A little frown of perplexity came into her forehead.

“Father?” she repeated. “Why, he’s all right. The springs are doing him no end of good. He’s taking his nap just now. Did you—”

“You didn’t send me a telegram this morning, then?” Locke interrupted in a strange voice.

“No, of course not. Why should I? I wrote you last night, but it was only— Lefty! What is it? For goodness sake, tell me what has happened.”

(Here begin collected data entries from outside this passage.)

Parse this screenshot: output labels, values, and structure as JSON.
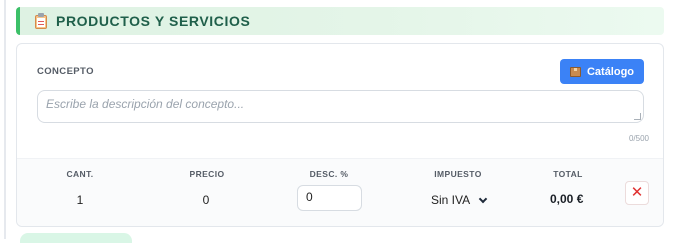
{
  "section": {
    "title": "PRODUCTOS Y SERVICIOS",
    "icon": "clipboard-icon"
  },
  "concept": {
    "label": "CONCEPTO",
    "catalog_button": "Catálogo",
    "catalog_icon": "package-icon",
    "placeholder": "Escribe la descripción del concepto...",
    "char_count": "0/500"
  },
  "items": {
    "headers": {
      "qty": "CANT.",
      "price": "PRECIO",
      "discount": "DESC. %",
      "tax": "IMPUESTO",
      "total": "TOTAL"
    },
    "row": {
      "qty": "1",
      "price": "0",
      "discount": "0",
      "tax": "Sin IVA",
      "total": "0,00 €",
      "delete": "✕"
    }
  },
  "colors": {
    "accent_green": "#3cc068",
    "button_blue": "#3b82f6",
    "delete_red": "#e03131"
  }
}
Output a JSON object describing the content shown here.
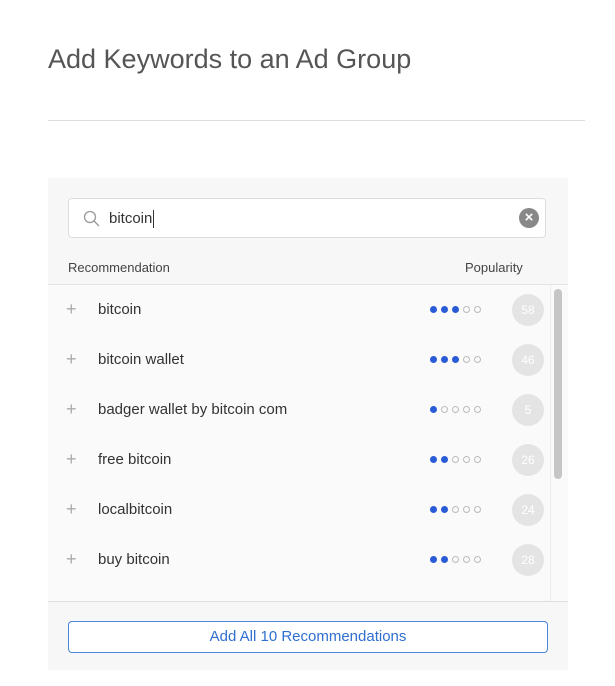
{
  "page_title": "Add Keywords to an Ad Group",
  "search": {
    "value": "bitcoin",
    "clear_icon": "clear-circle-icon",
    "search_icon": "magnifier-icon"
  },
  "columns": {
    "recommendation": "Recommendation",
    "popularity": "Popularity"
  },
  "accent_color": "#2a5bd7",
  "recommendations": [
    {
      "keyword": "bitcoin",
      "popularity_dots": 3,
      "popularity_max": 5,
      "score": "58"
    },
    {
      "keyword": "bitcoin wallet",
      "popularity_dots": 3,
      "popularity_max": 5,
      "score": "46"
    },
    {
      "keyword": "badger wallet by bitcoin com",
      "popularity_dots": 1,
      "popularity_max": 5,
      "score": "5"
    },
    {
      "keyword": "free bitcoin",
      "popularity_dots": 2,
      "popularity_max": 5,
      "score": "26"
    },
    {
      "keyword": "localbitcoin",
      "popularity_dots": 2,
      "popularity_max": 5,
      "score": "24"
    },
    {
      "keyword": "buy bitcoin",
      "popularity_dots": 2,
      "popularity_max": 5,
      "score": "28"
    }
  ],
  "add_all_label": "Add All 10 Recommendations"
}
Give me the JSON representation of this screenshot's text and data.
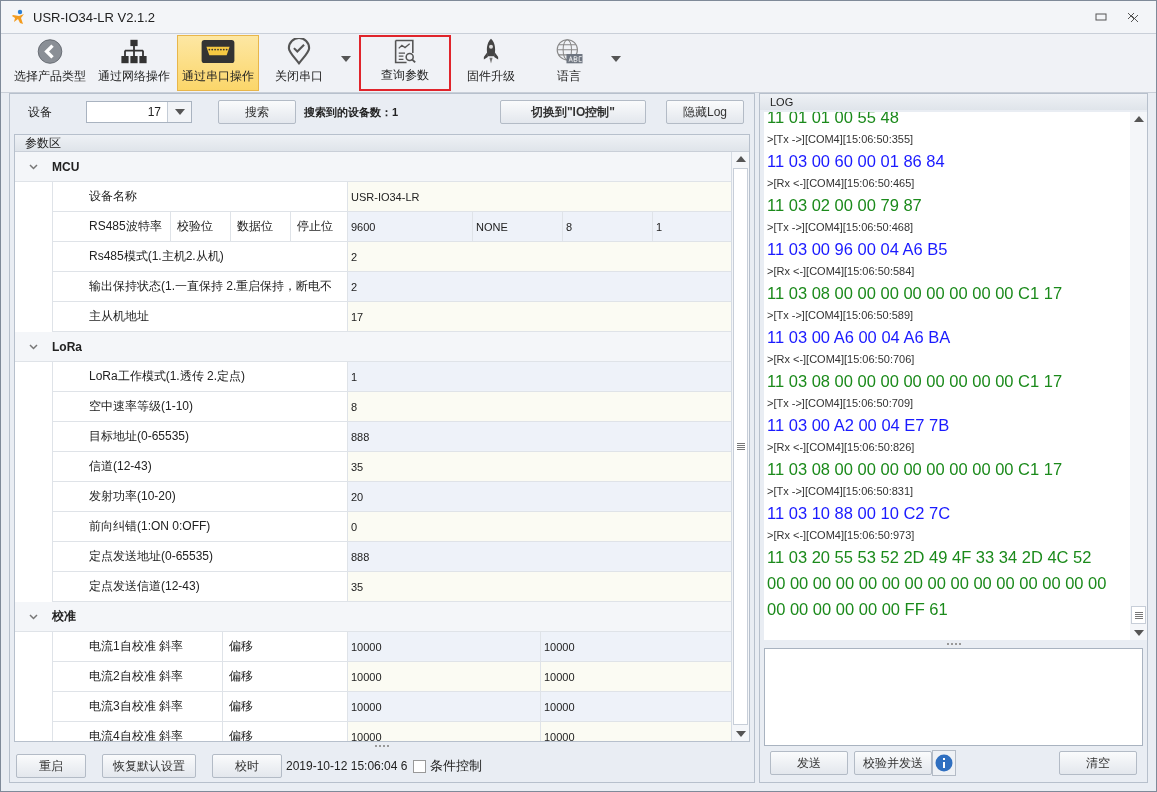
{
  "window": {
    "title": "USR-IO34-LR V2.1.2"
  },
  "toolbar": [
    {
      "label": "选择产品类型",
      "kind": "back",
      "selected": false,
      "dropdown": false,
      "highlighted": false
    },
    {
      "label": "通过网络操作",
      "kind": "network",
      "selected": false,
      "dropdown": false,
      "highlighted": false
    },
    {
      "label": "通过串口操作",
      "kind": "serial",
      "selected": true,
      "dropdown": false,
      "highlighted": false
    },
    {
      "label": "关闭串口",
      "kind": "pin",
      "selected": false,
      "dropdown": true,
      "highlighted": false
    },
    {
      "label": "查询参数",
      "kind": "query",
      "selected": false,
      "dropdown": false,
      "highlighted": true
    },
    {
      "label": "固件升级",
      "kind": "rocket",
      "selected": false,
      "dropdown": false,
      "highlighted": false
    },
    {
      "label": "语言",
      "kind": "globe",
      "selected": false,
      "dropdown": true,
      "highlighted": false
    }
  ],
  "device_bar": {
    "label": "设备",
    "device": "17",
    "search_button": "搜索",
    "found": "搜索到的设备数：1",
    "switch_button": "切换到\"IO控制\"",
    "hide_log_button": "隐藏Log"
  },
  "params": {
    "title": "参数区",
    "groups": [
      {
        "name": "MCU",
        "expanded": true,
        "rows": [
          {
            "labels": [
              "设备名称"
            ],
            "values": [
              "USR-IO34-LR"
            ]
          },
          {
            "labels": [
              "RS485波特率",
              "校验位",
              "数据位",
              "停止位"
            ],
            "values": [
              "9600",
              "NONE",
              "8",
              "1"
            ]
          },
          {
            "labels": [
              "Rs485模式(1.主机2.从机)"
            ],
            "values": [
              "2"
            ]
          },
          {
            "labels": [
              "输出保持状态(1.一直保持 2.重启保持，断电不"
            ],
            "values": [
              "2"
            ]
          },
          {
            "labels": [
              "主从机地址"
            ],
            "values": [
              "17"
            ]
          }
        ]
      },
      {
        "name": "LoRa",
        "expanded": true,
        "rows": [
          {
            "labels": [
              "LoRa工作模式(1.透传 2.定点)"
            ],
            "values": [
              "1"
            ]
          },
          {
            "labels": [
              "空中速率等级(1-10)"
            ],
            "values": [
              "8"
            ]
          },
          {
            "labels": [
              "目标地址(0-65535)"
            ],
            "values": [
              "888"
            ]
          },
          {
            "labels": [
              "信道(12-43)"
            ],
            "values": [
              "35"
            ]
          },
          {
            "labels": [
              "发射功率(10-20)"
            ],
            "values": [
              "20"
            ]
          },
          {
            "labels": [
              "前向纠错(1:ON 0:OFF)"
            ],
            "values": [
              "0"
            ]
          },
          {
            "labels": [
              "定点发送地址(0-65535)"
            ],
            "values": [
              "888"
            ]
          },
          {
            "labels": [
              "定点发送信道(12-43)"
            ],
            "values": [
              "35"
            ]
          }
        ]
      },
      {
        "name": "校准",
        "expanded": true,
        "rows": [
          {
            "labels": [
              "电流1自校准  斜率",
              "偏移"
            ],
            "values": [
              "10000",
              "10000"
            ]
          },
          {
            "labels": [
              "电流2自校准  斜率",
              "偏移"
            ],
            "values": [
              "10000",
              "10000"
            ]
          },
          {
            "labels": [
              "电流3自校准  斜率",
              "偏移"
            ],
            "values": [
              "10000",
              "10000"
            ]
          },
          {
            "labels": [
              "电流4自校准  斜率",
              "偏移"
            ],
            "values": [
              "10000",
              "10000"
            ]
          }
        ]
      }
    ]
  },
  "bottom_bar": {
    "buttons": [
      "重启",
      "恢复默认设置",
      "校时"
    ],
    "timestamp": "2019-10-12 15:06:04 6",
    "checkbox": {
      "label": "条件控制",
      "checked": false
    }
  },
  "log": {
    "title": "LOG",
    "entries": [
      {
        "kind": "rx",
        "text": "11 01 01 00 55 48"
      },
      {
        "kind": "meta",
        "text": ">[Tx ->][COM4][15:06:50:355]"
      },
      {
        "kind": "tx",
        "text": "11 03 00 60 00 01 86 84"
      },
      {
        "kind": "meta",
        "text": ">[Rx <-][COM4][15:06:50:465]"
      },
      {
        "kind": "rx",
        "text": "11 03 02 00 00 79 87"
      },
      {
        "kind": "meta",
        "text": ">[Tx ->][COM4][15:06:50:468]"
      },
      {
        "kind": "tx",
        "text": "11 03 00 96 00 04 A6 B5"
      },
      {
        "kind": "meta",
        "text": ">[Rx <-][COM4][15:06:50:584]"
      },
      {
        "kind": "rx",
        "text": "11 03 08 00 00 00 00 00 00 00 00 C1 17"
      },
      {
        "kind": "meta",
        "text": ">[Tx ->][COM4][15:06:50:589]"
      },
      {
        "kind": "tx",
        "text": "11 03 00 A6 00 04 A6 BA"
      },
      {
        "kind": "meta",
        "text": ">[Rx <-][COM4][15:06:50:706]"
      },
      {
        "kind": "rx",
        "text": "11 03 08 00 00 00 00 00 00 00 00 C1 17"
      },
      {
        "kind": "meta",
        "text": ">[Tx ->][COM4][15:06:50:709]"
      },
      {
        "kind": "tx",
        "text": "11 03 00 A2 00 04 E7 7B"
      },
      {
        "kind": "meta",
        "text": ">[Rx <-][COM4][15:06:50:826]"
      },
      {
        "kind": "rx",
        "text": "11 03 08 00 00 00 00 00 00 00 00 C1 17"
      },
      {
        "kind": "meta",
        "text": ">[Tx ->][COM4][15:06:50:831]"
      },
      {
        "kind": "tx",
        "text": "11 03 10 88 00 10 C2 7C"
      },
      {
        "kind": "meta",
        "text": ">[Rx <-][COM4][15:06:50:973]"
      },
      {
        "kind": "rx",
        "text": "11 03 20 55 53 52 2D 49 4F 33 34 2D 4C 52"
      },
      {
        "kind": "rx",
        "text": "00 00 00 00 00 00 00 00 00 00 00 00 00 00 00"
      },
      {
        "kind": "rx",
        "text": "00 00 00 00 00 00 FF 61"
      }
    ],
    "buttons": [
      "发送",
      "校验并发送",
      "清空"
    ]
  }
}
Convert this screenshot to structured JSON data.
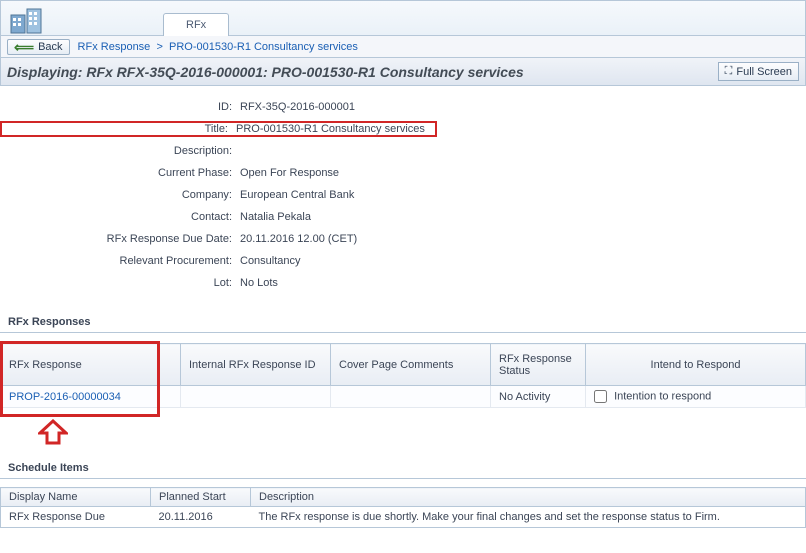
{
  "tab_label": "RFx",
  "back_label": "Back",
  "breadcrumb": {
    "item1": "RFx Response",
    "sep": ">",
    "item2": "PRO-001530-R1 Consultancy services"
  },
  "heading": "Displaying: RFx RFX-35Q-2016-000001: PRO-001530-R1 Consultancy services",
  "fullscreen_label": "Full Screen",
  "details": {
    "id_label": "ID:",
    "id": "RFX-35Q-2016-000001",
    "title_label": "Title:",
    "title": "PRO-001530-R1 Consultancy services",
    "desc_label": "Description:",
    "desc": "",
    "phase_label": "Current Phase:",
    "phase": "Open For Response",
    "company_label": "Company:",
    "company": "European Central Bank",
    "contact_label": "Contact:",
    "contact": "Natalia Pekala",
    "due_label": "RFx Response Due Date:",
    "due": "20.11.2016 12.00 (CET)",
    "proc_label": "Relevant Procurement:",
    "proc": "Consultancy",
    "lot_label": "Lot:",
    "lot": "No Lots"
  },
  "responses_title": "RFx Responses",
  "responses_headers": {
    "c1": "RFx Response",
    "c2": "Internal RFx Response ID",
    "c3": "Cover Page Comments",
    "c4": "RFx Response Status",
    "c5": "Intend to Respond"
  },
  "responses_row": {
    "id": "PROP-2016-00000034",
    "internal": "",
    "cover": "",
    "status": "No Activity",
    "intend_label": "Intention to respond"
  },
  "schedule_title": "Schedule Items",
  "schedule_headers": {
    "c1": "Display Name",
    "c2": "Planned Start",
    "c3": "Description"
  },
  "schedule_row": {
    "name": "RFx Response Due",
    "date": "20.11.2016",
    "desc": "The RFx response is due shortly. Make your final changes and set the response status to Firm."
  }
}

The skin over his jaws was hard as marble. The blood had rushed into his face, turning it a dull crimson under the brown, and bringing out a throbbing vein in his temple in bold relief. His lips were pressed tightly together, and the eyes fixed on the girl were not his eyes. They were wide open and almost black, full of cold, consuming wrath. They frightened Janet Harting, and made her step back involuntarily.

“Lefty!” she cried again. “What is it? What makes you look so?”

For an instant he did not answer. He had realized the bitter truth. The telegram was a forgery, sent for the sole and only purpose of getting him out of the way at the very time of all others during his baseball career that he should have been on the job. In a flash an illumination which comes too seldom to a man told him that Brennan’s reason for putting him on the slab to-day was in the nature of a final test of his ability. The other game had shown the manager nothing. This would have been the ultimate proof of his fitness to be retained as a member of the squad—and he would not be there to take advantage of the chance.

Swiftly he glanced at his watch, the girl staring anxiously at him the while. He took out a crumpled time-table. The first train left at two-twenty. As he thrust the time-table back into his pocket, his face relaxed a little and a faint smile twisted the corners of his mouth.

“There’s been an unfortunate—mistake, Janet,” he said quietly. “I’ll come up and tell you about it.”